Nas classificações antigas, os fungos eram agrupados no reino vegetal, ao lado das plantas. Mas os cientistas verificaram que, ao contrário dos vegetais, os fungos não são capazes de fabricar seu próprio alimento, ou seja, são heterótrofos. Além disso, esses pequenos seres também possuem algumas características dos animais. Por isso, ganharam um grupo à parte: o reino dos fungos. É um reino muito numeroso. Até hoje, foram descobertas cerca de 100.600 espécies. Sua função para o equilíbrio da natureza é muito importante: os fungos são responsáveis pela destruição dos restos de matéria orgânica, possibilitando o aproveitamento desta pelos novos seres que nascem.
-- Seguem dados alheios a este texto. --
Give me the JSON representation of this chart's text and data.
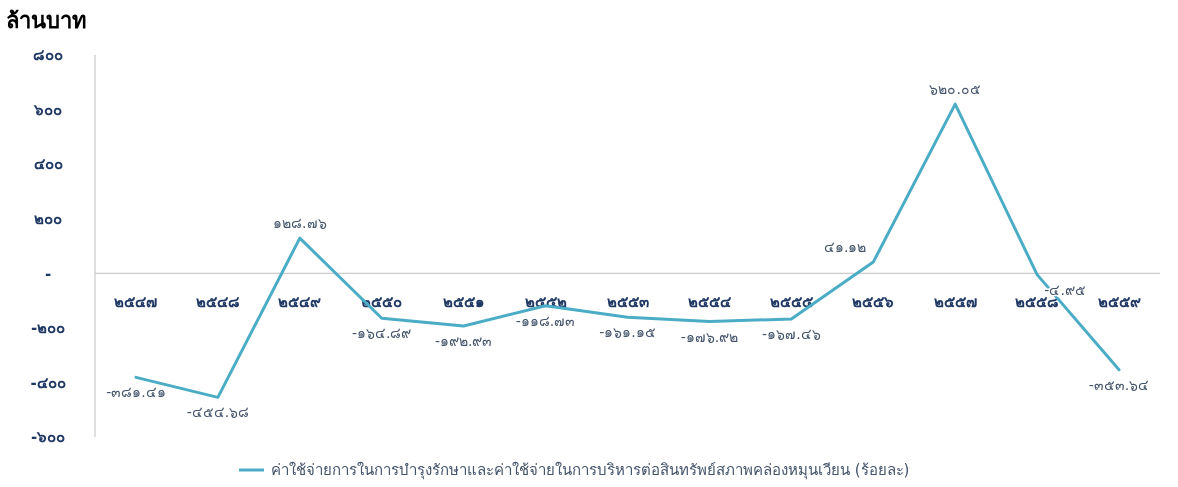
{
  "chart_data": {
    "type": "line",
    "ylabel": "ล้านบาท",
    "categories": [
      "๒๕๔๗",
      "๒๕๔๘",
      "๒๕๔๙",
      "๒๕๕๐",
      "๒๕๕๑",
      "๒๕๕๒",
      "๒๕๕๓",
      "๒๕๕๔",
      "๒๕๕๕",
      "๒๕๕๖",
      "๒๕๕๗",
      "๒๕๕๘",
      "๒๕๕๙"
    ],
    "series": [
      {
        "name": "ค่าใช้จ่ายการในการบำรุงรักษาและค่าใช้จ่ายในการบริหารต่อสินทรัพย์สภาพคล่องหมุนเวียน (ร้อยละ)",
        "color": "#4bacc6",
        "values": [
          -381.41,
          -454.68,
          128.76,
          -164.89,
          -192.93,
          -118.73,
          -161.15,
          -176.92,
          -167.46,
          41.12,
          620.05,
          -4.95,
          -353.64
        ],
        "value_labels": [
          "-๓๘๑.๔๑",
          "-๔๕๔.๖๘",
          "๑๒๘.๗๖",
          "-๑๖๔.๘๙",
          "-๑๙๒.๙๓",
          "-๑๑๘.๗๓",
          "-๑๖๑.๑๕",
          "-๑๗๖.๙๒",
          "-๑๖๗.๔๖",
          "๔๑.๑๒",
          "๖๒๐.๐๕",
          "-๔.๙๕",
          "-๓๕๓.๖๔"
        ]
      }
    ],
    "ylim": [
      -600,
      800
    ],
    "yticks": [
      {
        "value": -600,
        "label": "-๖๐๐"
      },
      {
        "value": -400,
        "label": "-๔๐๐"
      },
      {
        "value": -200,
        "label": "-๒๐๐"
      },
      {
        "value": 0,
        "label": "-"
      },
      {
        "value": 200,
        "label": "๒๐๐"
      },
      {
        "value": 400,
        "label": "๔๐๐"
      },
      {
        "value": 600,
        "label": "๖๐๐"
      },
      {
        "value": 800,
        "label": "๘๐๐"
      }
    ],
    "grid": false,
    "legend": "bottom",
    "marker": "none",
    "line_style": "solid"
  }
}
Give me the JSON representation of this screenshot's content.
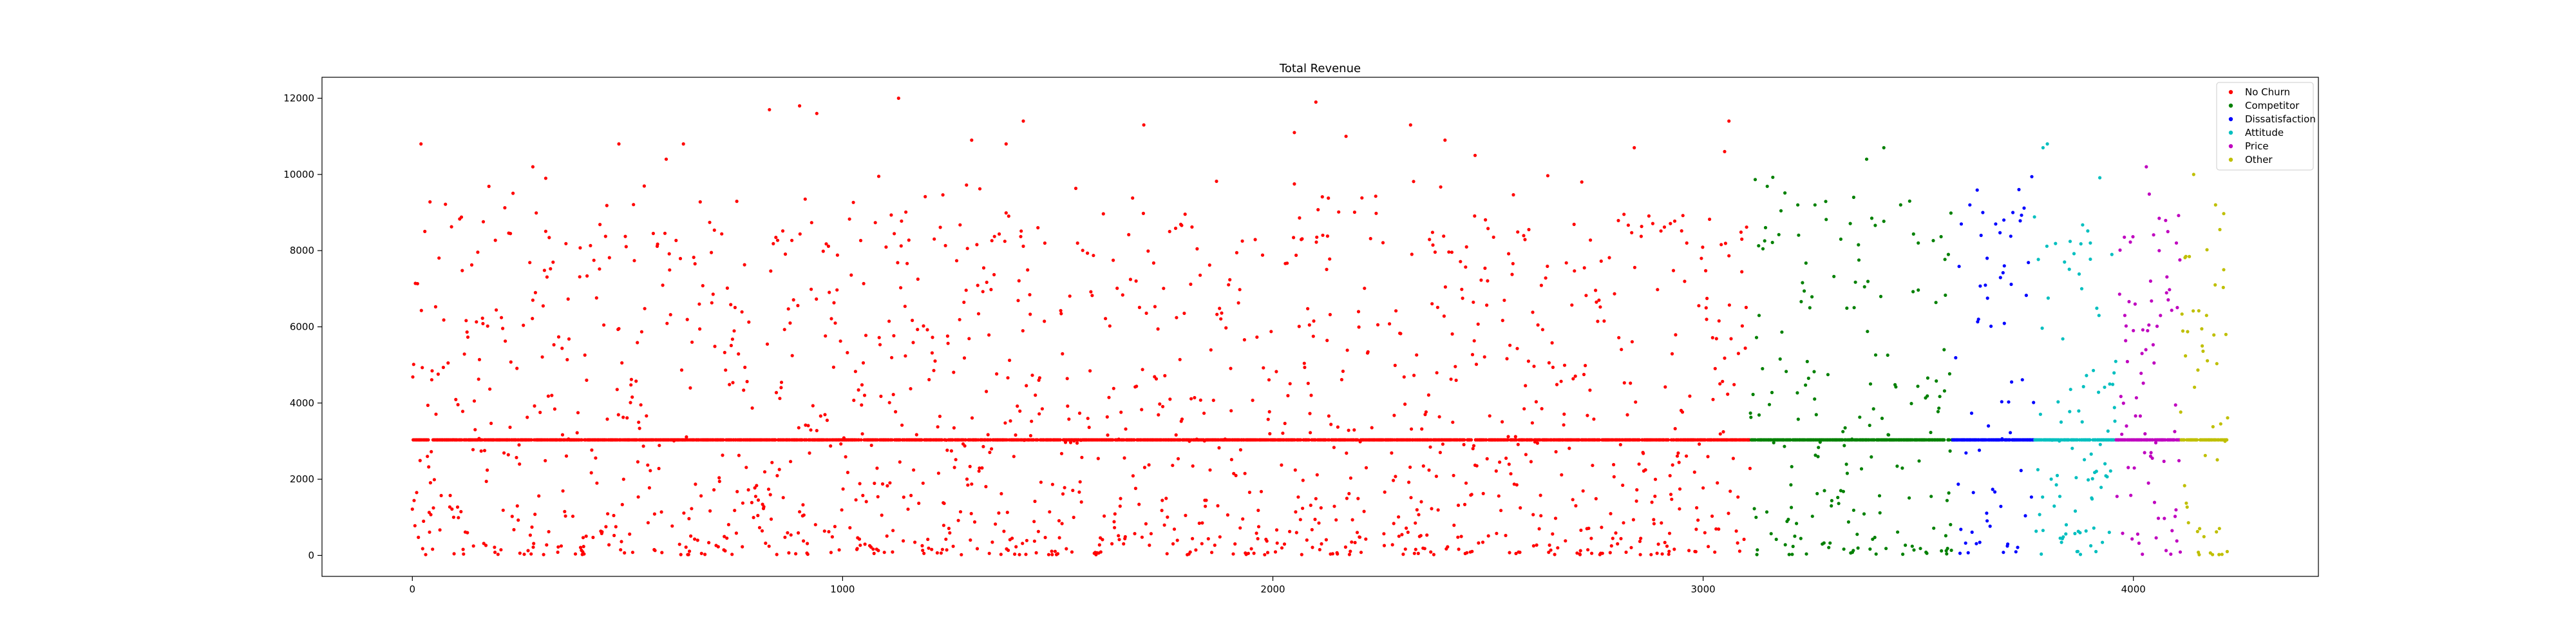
{
  "chart_data": {
    "type": "scatter",
    "title": "Total Revenue",
    "xlabel": "",
    "ylabel": "",
    "xlim": [
      -210,
      4430
    ],
    "ylim": [
      -550,
      12550
    ],
    "xticks": [
      0,
      1000,
      2000,
      3000,
      4000
    ],
    "yticks": [
      0,
      2000,
      4000,
      6000,
      8000,
      10000,
      12000
    ],
    "grid": false,
    "legend_position": "top-right",
    "baseline_value": 3034,
    "series": [
      {
        "name": "No Churn",
        "color": "#ff0000",
        "x_range": [
          0,
          3110
        ],
        "band_density": 0.55,
        "anchor_points": [
          [
            20,
            10800
          ],
          [
            280,
            10200
          ],
          [
            310,
            9900
          ],
          [
            480,
            10800
          ],
          [
            590,
            10400
          ],
          [
            630,
            10800
          ],
          [
            830,
            11700
          ],
          [
            900,
            11800
          ],
          [
            940,
            11600
          ],
          [
            1130,
            12000
          ],
          [
            1300,
            10900
          ],
          [
            1380,
            10800
          ],
          [
            1420,
            11400
          ],
          [
            1700,
            11300
          ],
          [
            2050,
            11100
          ],
          [
            2100,
            11900
          ],
          [
            2170,
            11000
          ],
          [
            2320,
            11300
          ],
          [
            2400,
            10900
          ],
          [
            2470,
            10500
          ],
          [
            2840,
            10700
          ],
          [
            3060,
            11400
          ],
          [
            3050,
            10600
          ],
          [
            3090,
            8300
          ]
        ]
      },
      {
        "name": "Competitor",
        "color": "#008000",
        "x_range": [
          3110,
          3580
        ],
        "band_density": 0.6,
        "anchor_points": [
          [
            3130,
            6300
          ],
          [
            3220,
            9200
          ],
          [
            3260,
            9200
          ],
          [
            3320,
            8300
          ],
          [
            3350,
            9400
          ],
          [
            3380,
            10400
          ],
          [
            3420,
            10700
          ],
          [
            3480,
            9300
          ],
          [
            3500,
            8200
          ],
          [
            3570,
            7900
          ],
          [
            3560,
            5400
          ]
        ]
      },
      {
        "name": "Dissatisfaction",
        "color": "#0000ff",
        "x_range": [
          3580,
          3770
        ],
        "band_density": 0.6,
        "anchor_points": [
          [
            3600,
            8700
          ],
          [
            3620,
            9200
          ],
          [
            3650,
            9000
          ],
          [
            3680,
            8700
          ],
          [
            3720,
            9000
          ],
          [
            3660,
            7800
          ],
          [
            3700,
            7600
          ],
          [
            3640,
            6200
          ]
        ]
      },
      {
        "name": "Attitude",
        "color": "#00bfbf",
        "x_range": [
          3770,
          3960
        ],
        "band_density": 0.55,
        "anchor_points": [
          [
            3790,
            10700
          ],
          [
            3800,
            10800
          ],
          [
            3840,
            7700
          ],
          [
            3900,
            8200
          ],
          [
            3880,
            7000
          ],
          [
            3950,
            7900
          ],
          [
            3920,
            6300
          ]
        ]
      },
      {
        "name": "Price",
        "color": "#bf00bf",
        "x_range": [
          3960,
          4110
        ],
        "band_density": 0.55,
        "anchor_points": [
          [
            3980,
            6300
          ],
          [
            4000,
            5900
          ],
          [
            4040,
            7200
          ],
          [
            4060,
            8000
          ],
          [
            4080,
            8500
          ],
          [
            4100,
            8200
          ],
          [
            4030,
            10200
          ],
          [
            4020,
            5300
          ]
        ]
      },
      {
        "name": "Other",
        "color": "#bfbf00",
        "x_range": [
          4110,
          4220
        ],
        "band_density": 0.55,
        "anchor_points": [
          [
            4140,
            10000
          ],
          [
            4190,
            7100
          ],
          [
            4210,
            7500
          ],
          [
            4215,
            5800
          ],
          [
            4170,
            6300
          ],
          [
            4160,
            5500
          ]
        ]
      }
    ]
  }
}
Essa característica, no entanto, tem seu lado negativo, uma vez que é essa atividade de decomposição que destrói roupas, objetos de couro, de madeira e tantos outros, além de apodrecerem alimentos também. Algumas espécies são microscópicas, como os levedos, usados no processo de fermentação. Outras são bem visíveis, como vários tipos de cogumelos, havendo inclusive uma espécie de cogumelo gigante.
 
 
Você sabia?

Aquele cogumelo vermelho de pintinhas brancas, popularizado nas histórias infantis de fadas e gnomos das florestas, é uma espécie alucinógena (Amanita muscaria). Originário do Hemisfério Norte e por isso famoso nas lendas europeias, se ingerido esse fungo pode causar alucinações, tonturas e vômitos, entre outros sintomas. No Brasil, foi encontrado pela primeira vez em Curitiba, introduzido acidentalmente.